Ralph had stood listening without a sign, but as Moffatt ended he made a slight motion of acquiescence. He did not otherwise change his attitude, except to grasp with one hand the back of the chair that Moffatt pushed toward him.
"Rather stand?…" Moffatt himself dropped back into his seat and took the pose of easy narrative. "Well, it was this way. Undine Spragg and I were made one at Opake, Nebraska, just nine years ago last month. My! She was a beauty then. Nothing much had happened to her before but being engaged for a year or two to a soft called Millard Binch; the same she passed on to Indiana Rolliver; and—well, I guess she liked the change. We didn't have what you'd called a society wedding: no best man or bridesmaids or Voice that Breathed o'er Eden. Fact is, Pa and Ma didn't know about it till it was over. But it was a marriage fast enough, as they found out when they tried to undo it. Trouble was, they caught on too soon; we only had a fortnight. Then they hauled Undine back to Apex, and—well, I hadn't the cash or the pull to fight 'em. Uncle Abner was a pretty big man out there then; and he had James J. Rolliver behind him. I always know when I'm licked; and I was licked that time. So we unlooped the loop, and they fixed it up for me to make a trip to Alaska.
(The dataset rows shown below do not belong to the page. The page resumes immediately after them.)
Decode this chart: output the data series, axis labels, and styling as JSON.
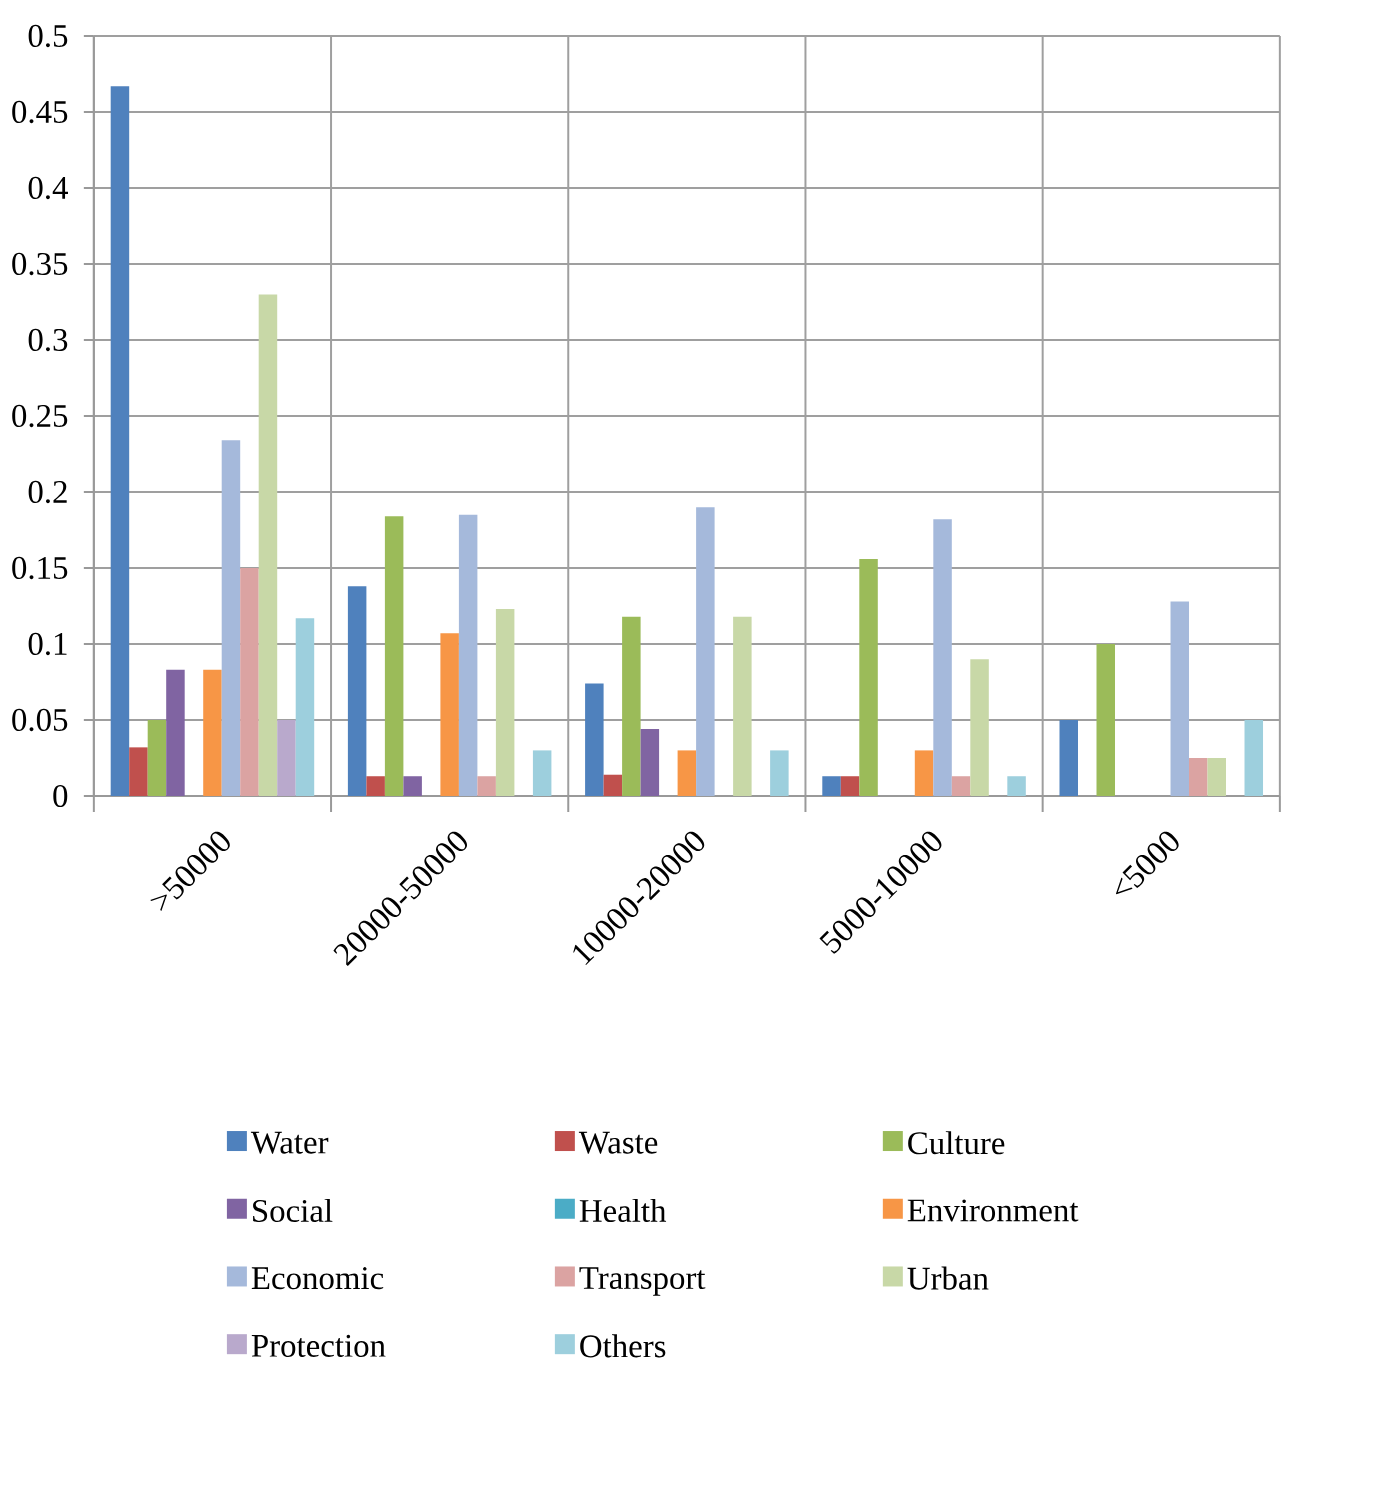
{
  "chart_data": {
    "type": "bar",
    "categories": [
      ">50000",
      "20000-50000",
      "10000-20000",
      "5000-10000",
      "<5000"
    ],
    "series": [
      {
        "name": "Water",
        "color": "#4f81bd",
        "values": [
          0.467,
          0.138,
          0.074,
          0.013,
          0.05
        ]
      },
      {
        "name": "Waste",
        "color": "#c0504d",
        "values": [
          0.032,
          0.013,
          0.014,
          0.013,
          0
        ]
      },
      {
        "name": "Culture",
        "color": "#9bbb59",
        "values": [
          0.05,
          0.184,
          0.118,
          0.156,
          0.1
        ]
      },
      {
        "name": "Social",
        "color": "#8064a2",
        "values": [
          0.083,
          0.013,
          0.044,
          0,
          0
        ]
      },
      {
        "name": "Health",
        "color": "#4bacc6",
        "values": [
          0,
          0,
          0,
          0,
          0
        ]
      },
      {
        "name": "Environment",
        "color": "#f79646",
        "values": [
          0.083,
          0.107,
          0.03,
          0.03,
          0
        ]
      },
      {
        "name": "Economic",
        "color": "#a5b9db",
        "values": [
          0.234,
          0.185,
          0.19,
          0.182,
          0.128
        ]
      },
      {
        "name": "Transport",
        "color": "#dba3a2",
        "values": [
          0.15,
          0.013,
          0,
          0.013,
          0.025
        ]
      },
      {
        "name": "Urban",
        "color": "#c8d8a7",
        "values": [
          0.33,
          0.123,
          0.118,
          0.09,
          0.025
        ]
      },
      {
        "name": "Protection",
        "color": "#b9a9cc",
        "values": [
          0.05,
          0,
          0,
          0,
          0
        ]
      },
      {
        "name": "Others",
        "color": "#9dcfdd",
        "values": [
          0.117,
          0.03,
          0.03,
          0.013,
          0.05
        ]
      }
    ],
    "ylim": [
      0,
      0.5
    ],
    "yticks": [
      0,
      0.05,
      0.1,
      0.15,
      0.2,
      0.25,
      0.3,
      0.35,
      0.4,
      0.45,
      0.5
    ],
    "grid": true,
    "legend": "bottom"
  }
}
Let me see—that was the year before they moved over to New York. Next time I saw Undine I sat alongside of her at the theatre the day your engagement was announced."
He still kept to his half-humorous minor key, as though he were in the first stages of an after-dinner speech; but as he went on his bodily presence, which hitherto had seemed to Ralph the mere average garment of vulgarity, began to loom, huge and portentous as some monster released from a magician's bottle. His redness, his glossiness, his baldness, and the carefully brushed ring of hair encircling it; the square line of his shoulders, the too careful fit of his clothes, the prominent lustre of his scarf-pin, the growth of short black hair on his manicured hands, even the tiny cracks and crows'-feet beginning to show in the hard close surface of his complexion: all these solid witnesses to his reality and his proximity pressed on Ralph with the mounting pang of physical nausea.
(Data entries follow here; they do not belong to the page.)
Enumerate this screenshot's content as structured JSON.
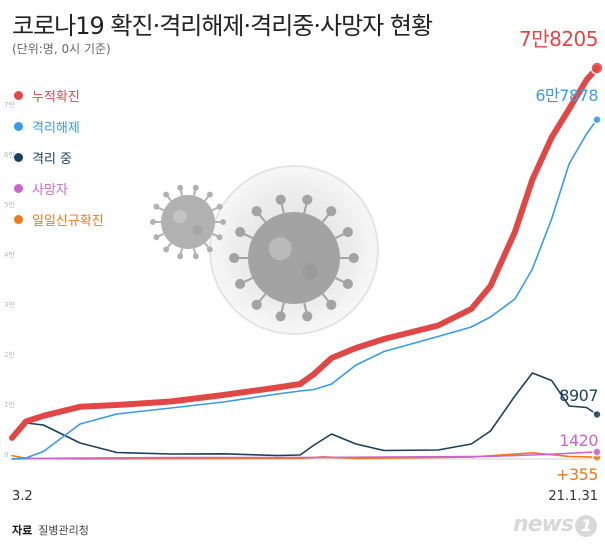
{
  "header": {
    "title": "코로나19 확진·격리해제·격리중·사망자 현황",
    "subtitle": "(단위:명, 0시 기준)"
  },
  "footer": {
    "source_label": "자료",
    "source_text": "질병관리청",
    "logo_text": "news",
    "logo_mark": "1"
  },
  "chart_data": {
    "type": "line",
    "title": "코로나19 확진·격리해제·격리중·사망자 현황",
    "subtitle": "(단위:명, 0시 기준)",
    "x_start_label": "3.2",
    "x_end_label": "21.1.31",
    "x_range": [
      "2020-03-02",
      "2021-01-31"
    ],
    "ylim": [
      0,
      80000
    ],
    "y_ticks": [
      {
        "value": 0,
        "label": "0"
      },
      {
        "value": 10000,
        "label": "1만"
      },
      {
        "value": 20000,
        "label": "2만"
      },
      {
        "value": 30000,
        "label": "3만"
      },
      {
        "value": 40000,
        "label": "4만"
      },
      {
        "value": 50000,
        "label": "5만"
      },
      {
        "value": 60000,
        "label": "6만"
      },
      {
        "value": 70000,
        "label": "7만"
      }
    ],
    "grid": false,
    "legend_position": "top-left",
    "series": [
      {
        "name": "누적확진",
        "color": "#e04848",
        "end_label": "7만8205",
        "x": [
          "2020-03-02",
          "2020-03-10",
          "2020-03-20",
          "2020-04-10",
          "2020-05-01",
          "2020-06-01",
          "2020-07-01",
          "2020-08-01",
          "2020-08-14",
          "2020-08-22",
          "2020-09-01",
          "2020-09-15",
          "2020-10-01",
          "2020-11-01",
          "2020-11-20",
          "2020-12-01",
          "2020-12-15",
          "2020-12-25",
          "2021-01-05",
          "2021-01-15",
          "2021-01-25",
          "2021-01-31"
        ],
        "values": [
          4212,
          7500,
          8650,
          10450,
          10800,
          11500,
          12800,
          14300,
          15000,
          17000,
          20200,
          22200,
          24000,
          26700,
          30000,
          34600,
          45400,
          55900,
          64300,
          70000,
          75800,
          78205
        ]
      },
      {
        "name": "격리해제",
        "color": "#3a9ae8",
        "end_label": "6만7878",
        "x": [
          "2020-03-02",
          "2020-03-10",
          "2020-03-20",
          "2020-04-10",
          "2020-05-01",
          "2020-06-01",
          "2020-07-01",
          "2020-08-01",
          "2020-08-14",
          "2020-08-22",
          "2020-09-01",
          "2020-09-15",
          "2020-10-01",
          "2020-11-01",
          "2020-11-20",
          "2020-12-01",
          "2020-12-15",
          "2020-12-25",
          "2021-01-05",
          "2021-01-15",
          "2021-01-25",
          "2021-01-31"
        ],
        "values": [
          30,
          200,
          1500,
          7000,
          9000,
          10200,
          11400,
          13000,
          13600,
          13900,
          15000,
          18800,
          21500,
          24500,
          26400,
          28400,
          32000,
          38000,
          48000,
          59000,
          65000,
          67878
        ]
      },
      {
        "name": "격리 중",
        "color": "#1c3f5e",
        "end_label": "8907",
        "x": [
          "2020-03-02",
          "2020-03-10",
          "2020-03-20",
          "2020-04-10",
          "2020-05-01",
          "2020-06-01",
          "2020-07-01",
          "2020-08-01",
          "2020-08-14",
          "2020-08-22",
          "2020-09-01",
          "2020-09-15",
          "2020-10-01",
          "2020-11-01",
          "2020-11-20",
          "2020-12-01",
          "2020-12-15",
          "2020-12-25",
          "2021-01-05",
          "2021-01-15",
          "2021-01-25",
          "2021-01-31"
        ],
        "values": [
          4100,
          7200,
          6800,
          3200,
          1300,
          1000,
          1050,
          700,
          800,
          2800,
          5000,
          3000,
          1700,
          1800,
          3000,
          5600,
          12600,
          17200,
          15700,
          10600,
          10300,
          8907
        ]
      },
      {
        "name": "사망자",
        "color": "#cc66cc",
        "end_label": "1420",
        "x": [
          "2020-03-02",
          "2020-04-01",
          "2020-06-01",
          "2020-09-01",
          "2020-12-01",
          "2021-01-01",
          "2021-01-31"
        ],
        "values": [
          22,
          160,
          270,
          320,
          520,
          900,
          1420
        ]
      },
      {
        "name": "일일신규확진",
        "color": "#f07a1a",
        "end_label": "+355",
        "x": [
          "2020-03-02",
          "2020-03-10",
          "2020-04-10",
          "2020-08-14",
          "2020-08-27",
          "2020-09-15",
          "2020-11-20",
          "2020-12-25",
          "2021-01-15",
          "2021-01-31"
        ],
        "values": [
          686,
          131,
          27,
          103,
          441,
          113,
          386,
          1241,
          520,
          355
        ]
      }
    ]
  }
}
"THIS man…THIS man…" he couldn't get beyond the thought: whichever way he turned his haggard thought, there was Moffatt bodily blocking the perspective…Ralph's eyes roamed toward the crystal toy that stood on the desk beside Moffatt's hand. Faugh! That such a hand should have touched it!
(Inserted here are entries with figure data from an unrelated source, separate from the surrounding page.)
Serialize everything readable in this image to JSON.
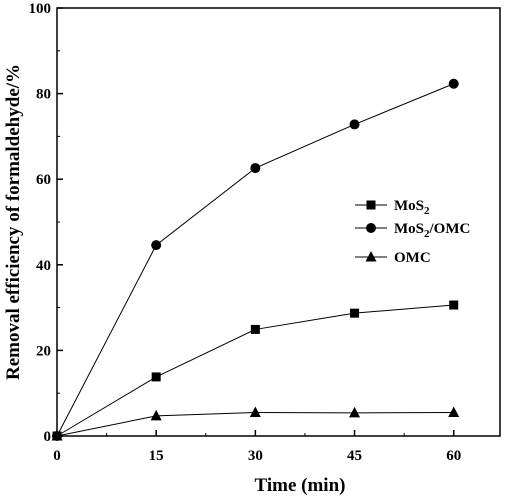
{
  "chart_data": {
    "type": "line",
    "title": "",
    "xlabel": "Time (min)",
    "ylabel": "Removal efficiency of formaldehyde/%",
    "x": [
      0,
      15,
      30,
      45,
      60
    ],
    "xlim": [
      0,
      67
    ],
    "ylim": [
      0,
      100
    ],
    "xticks": [
      0,
      15,
      30,
      45,
      60
    ],
    "yticks": [
      0,
      20,
      40,
      60,
      80,
      100
    ],
    "grid": false,
    "legend_position": "right",
    "series": [
      {
        "name": "MoS2",
        "name_base": "MoS",
        "name_sub": "2",
        "name_rest": "",
        "marker": "square",
        "values": [
          0,
          13.8,
          24.9,
          28.7,
          30.6
        ]
      },
      {
        "name": "MoS2/OMC",
        "name_base": "MoS",
        "name_sub": "2",
        "name_rest": "/OMC",
        "marker": "circle",
        "values": [
          0,
          44.6,
          62.6,
          72.8,
          82.3
        ]
      },
      {
        "name": "OMC",
        "name_base": "OMC",
        "name_sub": "",
        "name_rest": "",
        "marker": "triangle",
        "values": [
          0,
          4.7,
          5.5,
          5.4,
          5.5
        ]
      }
    ],
    "colors": {
      "line": "#000000",
      "marker": "#000000"
    }
  }
}
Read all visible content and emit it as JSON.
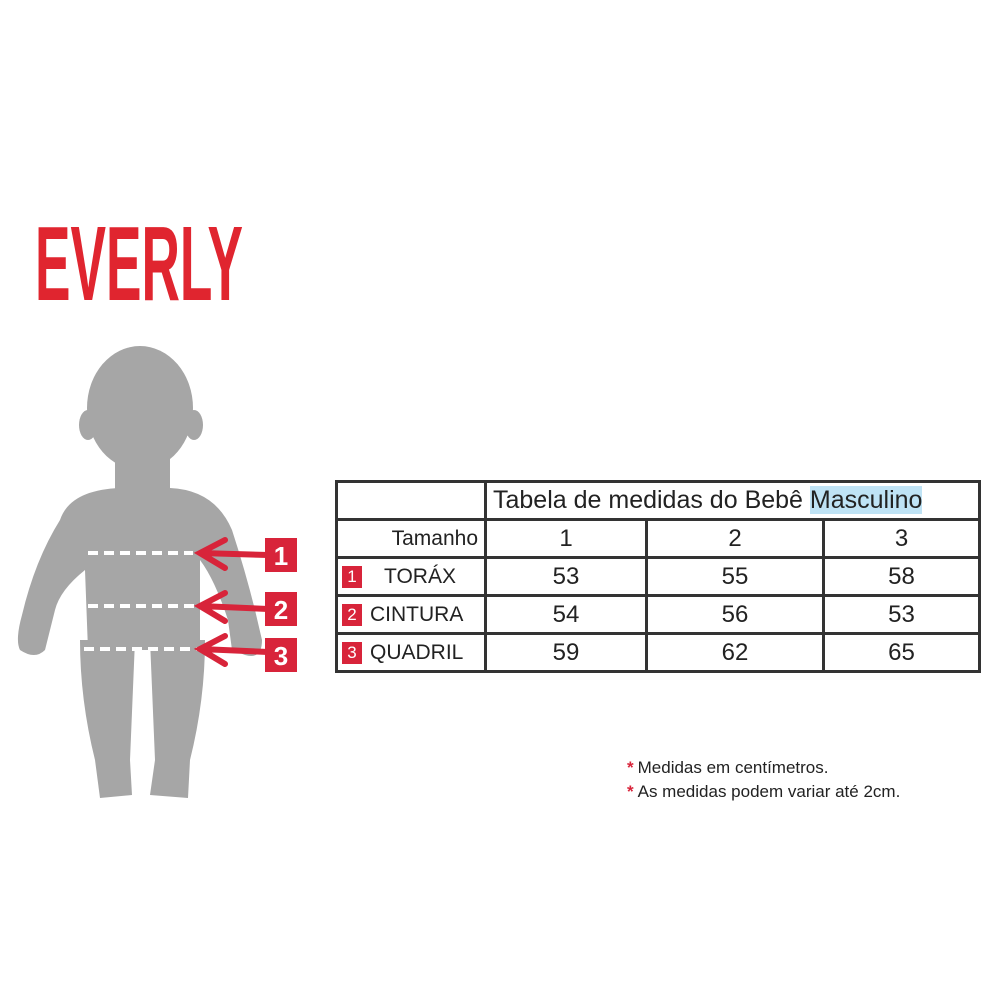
{
  "brand": {
    "logo_text": "EVERLY",
    "color": "#e0252f"
  },
  "figure": {
    "icon": "baby-silhouette",
    "markers": [
      "1",
      "2",
      "3"
    ],
    "marker_color": "#d8243a"
  },
  "table": {
    "title_prefix": "Tabela de medidas do Bebê",
    "title_highlight": "Masculino",
    "size_label": "Tamanho",
    "sizes": [
      "1",
      "2",
      "3"
    ],
    "rows": [
      {
        "num": "1",
        "label": "TORÁX",
        "values": [
          "53",
          "55",
          "58"
        ]
      },
      {
        "num": "2",
        "label": "CINTURA",
        "values": [
          "54",
          "56",
          "53"
        ]
      },
      {
        "num": "3",
        "label": "QUADRIL",
        "values": [
          "59",
          "62",
          "65"
        ]
      }
    ]
  },
  "notes": [
    "Medidas em centímetros.",
    "As medidas podem variar até 2cm."
  ]
}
Suddenly he heard himself speaking. "Before my marriage—did you know they hadn't told me?"
"Why, I understood as much…"
Ralph pushed on: "You knew it the day I met you in Mr. Spragg's office?"
Moffatt considered a moment, as if the incident had escaped him. "Did we meet there?" He seemed benevolently ready for enlightenment. But Ralph had been assailed by another memory; he recalled that Moffatt had dined one night in his house, that he and the man who now faced him had sat at the same table, their wife between them… He was seized with another dumb gust of fury; but it died out and left him face to face with the uselessness, the irrelevance of all the old attitudes of appropriation and defiance. He seemed to be stumbling about in his inherited prejudices like a modern man in mediaeval armour… Moffatt still sat at his desk, unmoved and apparently uncomprehending. "He doesn't even know what I'm feeling," flashed through Ralph; and the whole archaic structure of his rites and sanctions tumbled down about him.
Through the noise of the crash he heard Moffatt's voice going on without perceptible change of tone: "About that other matter now…you can't feel any meaner about it than I do, I can tell you that… but all we've got to do is to sit tight…"
Ralph turned from the voice, and found himself outside on the landing, and then in the street below.